Remember the footprints story? A man looks back on his life and sees two sets of footprints. One is his; the other is God’s. As the man observes his life, when things are going well there are two distinct sets of footprints. But, interestingly, when life is difficult and the times are trying there is only one set of footprints. He questions God, as to why he leaves him when life is hard. God responds by saying, “My son, you don’t understand. When there is only one set of footprints, it was then that I carried you.”

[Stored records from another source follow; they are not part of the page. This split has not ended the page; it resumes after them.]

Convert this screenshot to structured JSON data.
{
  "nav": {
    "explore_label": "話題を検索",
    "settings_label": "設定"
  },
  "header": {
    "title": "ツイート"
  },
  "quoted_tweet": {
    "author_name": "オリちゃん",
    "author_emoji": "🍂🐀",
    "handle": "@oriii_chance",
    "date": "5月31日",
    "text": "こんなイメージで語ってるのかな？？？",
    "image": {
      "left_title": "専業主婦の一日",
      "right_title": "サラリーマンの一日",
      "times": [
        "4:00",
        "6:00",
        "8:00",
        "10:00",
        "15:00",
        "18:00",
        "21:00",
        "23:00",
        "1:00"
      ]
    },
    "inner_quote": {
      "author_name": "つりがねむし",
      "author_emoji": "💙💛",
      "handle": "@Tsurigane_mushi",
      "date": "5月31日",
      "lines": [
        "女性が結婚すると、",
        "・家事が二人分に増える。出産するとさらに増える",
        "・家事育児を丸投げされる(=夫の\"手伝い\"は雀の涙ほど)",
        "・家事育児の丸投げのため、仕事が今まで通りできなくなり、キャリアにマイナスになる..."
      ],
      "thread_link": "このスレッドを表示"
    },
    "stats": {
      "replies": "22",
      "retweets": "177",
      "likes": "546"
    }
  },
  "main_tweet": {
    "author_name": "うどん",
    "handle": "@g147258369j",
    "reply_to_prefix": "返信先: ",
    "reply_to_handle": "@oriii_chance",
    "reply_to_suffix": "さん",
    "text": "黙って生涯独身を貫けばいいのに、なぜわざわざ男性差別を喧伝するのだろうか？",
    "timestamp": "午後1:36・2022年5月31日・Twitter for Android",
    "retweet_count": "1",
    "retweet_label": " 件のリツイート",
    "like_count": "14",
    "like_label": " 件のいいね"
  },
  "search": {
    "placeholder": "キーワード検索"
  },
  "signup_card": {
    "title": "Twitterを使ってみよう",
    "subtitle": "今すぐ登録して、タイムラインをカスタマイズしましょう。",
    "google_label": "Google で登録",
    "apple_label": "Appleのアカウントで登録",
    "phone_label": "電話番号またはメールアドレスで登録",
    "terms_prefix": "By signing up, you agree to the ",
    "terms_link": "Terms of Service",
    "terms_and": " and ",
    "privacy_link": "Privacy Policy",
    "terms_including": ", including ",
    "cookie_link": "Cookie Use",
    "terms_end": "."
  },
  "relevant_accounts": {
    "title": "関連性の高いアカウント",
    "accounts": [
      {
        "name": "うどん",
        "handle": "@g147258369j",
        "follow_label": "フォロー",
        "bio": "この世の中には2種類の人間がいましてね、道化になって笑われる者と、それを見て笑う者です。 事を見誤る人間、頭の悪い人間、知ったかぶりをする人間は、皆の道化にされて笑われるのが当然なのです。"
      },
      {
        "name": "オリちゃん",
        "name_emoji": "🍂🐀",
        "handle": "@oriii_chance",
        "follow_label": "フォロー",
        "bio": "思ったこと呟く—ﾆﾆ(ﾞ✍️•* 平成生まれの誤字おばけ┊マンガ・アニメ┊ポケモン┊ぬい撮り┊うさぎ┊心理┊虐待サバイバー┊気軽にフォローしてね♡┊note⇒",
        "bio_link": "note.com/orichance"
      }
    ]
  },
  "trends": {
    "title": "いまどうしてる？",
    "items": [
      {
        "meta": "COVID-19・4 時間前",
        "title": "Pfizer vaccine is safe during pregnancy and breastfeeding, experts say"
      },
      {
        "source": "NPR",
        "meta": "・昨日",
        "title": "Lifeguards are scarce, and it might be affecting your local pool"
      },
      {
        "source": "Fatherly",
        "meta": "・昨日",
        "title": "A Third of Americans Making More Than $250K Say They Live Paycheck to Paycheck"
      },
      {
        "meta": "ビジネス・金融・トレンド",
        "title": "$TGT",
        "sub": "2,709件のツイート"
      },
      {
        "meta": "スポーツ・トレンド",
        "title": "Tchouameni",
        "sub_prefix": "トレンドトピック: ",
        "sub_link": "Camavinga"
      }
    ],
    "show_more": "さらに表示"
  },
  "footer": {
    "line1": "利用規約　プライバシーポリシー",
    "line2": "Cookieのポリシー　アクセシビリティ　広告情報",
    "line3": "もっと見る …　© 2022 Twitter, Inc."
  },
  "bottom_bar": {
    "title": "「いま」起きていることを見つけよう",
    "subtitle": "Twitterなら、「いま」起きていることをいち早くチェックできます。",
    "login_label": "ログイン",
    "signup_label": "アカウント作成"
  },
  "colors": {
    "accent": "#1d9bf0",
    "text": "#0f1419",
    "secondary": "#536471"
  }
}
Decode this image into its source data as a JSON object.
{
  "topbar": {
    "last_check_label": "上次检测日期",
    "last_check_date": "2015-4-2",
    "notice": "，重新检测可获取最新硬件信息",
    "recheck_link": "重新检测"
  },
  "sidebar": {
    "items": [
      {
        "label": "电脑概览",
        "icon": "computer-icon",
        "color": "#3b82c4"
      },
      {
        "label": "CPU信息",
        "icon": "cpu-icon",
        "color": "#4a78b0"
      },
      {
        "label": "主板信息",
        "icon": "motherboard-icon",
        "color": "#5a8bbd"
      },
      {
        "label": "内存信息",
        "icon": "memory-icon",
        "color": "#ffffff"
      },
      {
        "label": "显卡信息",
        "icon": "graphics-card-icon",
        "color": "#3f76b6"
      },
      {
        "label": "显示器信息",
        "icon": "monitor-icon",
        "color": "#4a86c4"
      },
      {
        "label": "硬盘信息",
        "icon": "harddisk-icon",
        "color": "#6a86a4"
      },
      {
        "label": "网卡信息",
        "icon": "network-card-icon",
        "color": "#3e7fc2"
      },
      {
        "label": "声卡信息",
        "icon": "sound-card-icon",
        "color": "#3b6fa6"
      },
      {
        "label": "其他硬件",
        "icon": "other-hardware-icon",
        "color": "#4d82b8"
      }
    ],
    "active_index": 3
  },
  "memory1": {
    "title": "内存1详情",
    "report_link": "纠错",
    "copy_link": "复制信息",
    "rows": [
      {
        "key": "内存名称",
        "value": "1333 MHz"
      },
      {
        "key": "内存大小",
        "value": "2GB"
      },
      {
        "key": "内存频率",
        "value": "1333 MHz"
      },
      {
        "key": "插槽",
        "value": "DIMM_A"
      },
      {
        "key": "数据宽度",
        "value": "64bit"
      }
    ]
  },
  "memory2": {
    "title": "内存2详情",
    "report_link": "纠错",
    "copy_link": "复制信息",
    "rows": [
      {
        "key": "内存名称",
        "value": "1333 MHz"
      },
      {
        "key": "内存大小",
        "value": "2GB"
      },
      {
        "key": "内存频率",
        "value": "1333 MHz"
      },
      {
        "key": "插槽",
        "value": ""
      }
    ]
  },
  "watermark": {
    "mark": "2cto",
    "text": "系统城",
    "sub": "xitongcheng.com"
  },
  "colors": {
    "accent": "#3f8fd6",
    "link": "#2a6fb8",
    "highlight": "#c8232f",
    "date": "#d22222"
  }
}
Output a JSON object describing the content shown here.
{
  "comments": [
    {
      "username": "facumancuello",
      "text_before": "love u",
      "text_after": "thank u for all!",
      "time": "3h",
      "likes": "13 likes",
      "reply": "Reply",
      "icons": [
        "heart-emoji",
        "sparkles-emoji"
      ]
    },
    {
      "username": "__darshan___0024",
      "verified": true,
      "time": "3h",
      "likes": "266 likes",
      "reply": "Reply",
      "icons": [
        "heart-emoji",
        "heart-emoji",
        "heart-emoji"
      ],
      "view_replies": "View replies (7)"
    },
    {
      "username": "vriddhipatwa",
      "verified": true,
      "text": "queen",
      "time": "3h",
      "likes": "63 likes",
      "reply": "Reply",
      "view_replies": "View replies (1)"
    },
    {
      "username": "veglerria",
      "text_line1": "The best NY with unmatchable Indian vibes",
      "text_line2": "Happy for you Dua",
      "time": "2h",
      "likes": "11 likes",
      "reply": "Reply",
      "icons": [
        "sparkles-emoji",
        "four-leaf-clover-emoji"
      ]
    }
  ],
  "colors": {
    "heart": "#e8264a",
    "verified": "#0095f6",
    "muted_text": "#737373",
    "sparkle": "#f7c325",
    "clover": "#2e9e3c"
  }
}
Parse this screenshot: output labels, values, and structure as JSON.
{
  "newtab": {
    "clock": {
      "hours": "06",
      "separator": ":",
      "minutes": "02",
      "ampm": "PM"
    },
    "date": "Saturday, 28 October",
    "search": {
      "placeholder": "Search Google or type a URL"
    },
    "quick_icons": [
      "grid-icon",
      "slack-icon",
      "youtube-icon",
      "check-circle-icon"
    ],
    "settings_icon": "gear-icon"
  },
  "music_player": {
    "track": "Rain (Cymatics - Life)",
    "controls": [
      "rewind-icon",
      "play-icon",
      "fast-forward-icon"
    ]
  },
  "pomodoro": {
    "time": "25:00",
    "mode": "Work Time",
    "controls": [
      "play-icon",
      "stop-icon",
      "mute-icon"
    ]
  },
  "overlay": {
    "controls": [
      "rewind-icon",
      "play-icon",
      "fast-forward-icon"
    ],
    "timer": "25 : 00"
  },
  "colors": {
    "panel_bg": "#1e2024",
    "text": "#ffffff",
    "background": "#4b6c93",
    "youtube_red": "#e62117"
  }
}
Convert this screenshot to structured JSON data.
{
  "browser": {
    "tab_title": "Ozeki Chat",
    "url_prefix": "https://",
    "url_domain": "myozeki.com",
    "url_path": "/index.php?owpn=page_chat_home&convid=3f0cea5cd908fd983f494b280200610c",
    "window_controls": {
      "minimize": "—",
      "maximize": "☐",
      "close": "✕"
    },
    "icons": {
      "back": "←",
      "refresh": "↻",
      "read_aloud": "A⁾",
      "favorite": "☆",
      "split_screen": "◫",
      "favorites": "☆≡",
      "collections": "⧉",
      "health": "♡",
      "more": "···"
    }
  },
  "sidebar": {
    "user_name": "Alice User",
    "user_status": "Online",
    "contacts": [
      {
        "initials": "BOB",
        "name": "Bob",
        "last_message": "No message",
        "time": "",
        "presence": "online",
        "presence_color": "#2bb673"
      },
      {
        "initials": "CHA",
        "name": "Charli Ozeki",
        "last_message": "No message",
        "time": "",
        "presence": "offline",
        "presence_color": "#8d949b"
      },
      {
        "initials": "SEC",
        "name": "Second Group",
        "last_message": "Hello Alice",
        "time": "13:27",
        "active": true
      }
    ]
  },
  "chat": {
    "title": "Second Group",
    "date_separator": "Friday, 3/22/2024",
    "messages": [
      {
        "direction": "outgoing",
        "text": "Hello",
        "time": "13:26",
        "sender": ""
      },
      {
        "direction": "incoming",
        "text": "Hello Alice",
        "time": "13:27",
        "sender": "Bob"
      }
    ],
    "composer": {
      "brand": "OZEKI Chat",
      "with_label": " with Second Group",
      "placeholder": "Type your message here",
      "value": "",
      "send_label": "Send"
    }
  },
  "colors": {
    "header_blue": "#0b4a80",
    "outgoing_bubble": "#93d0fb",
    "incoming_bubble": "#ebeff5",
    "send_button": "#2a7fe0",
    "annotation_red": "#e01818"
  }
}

God is a caring God. Like Hallmark cards, “He cared enough to send the very best.” When he saw our need for forgiveness he sent his one and only Son to die for our sins. He did for us on the cross what we could not do ourselves. For that we should be eternally grateful.

We truly have much to be thankful for, don’t we? Giving thanks to God for all he has done should be one of the most distinctive marks of the believer in Jesus Christ. Is that true of you? Or has the spirit of ingratitude hardened your heart and chilled your relationship with God and with others? Nothing turns us into bitter, selfish, dissatisfied people more quickly than an ungrateful heart. And nothing will do more to restore contentment and the joy of our salvation than a true sprit of thankfulness.

To be grateful, after all, is to see God, the world, and ourselves aright – to recognize that all of life is a gracious gift from his hand. We are all God’s debtors. It is truly to believe in a God. This Thanksgiving I hope you don’t forget God. Make sure he is first and last on your thanksgiving list.


Rick Ezell is a pastor and writer in Naperville, Illinois.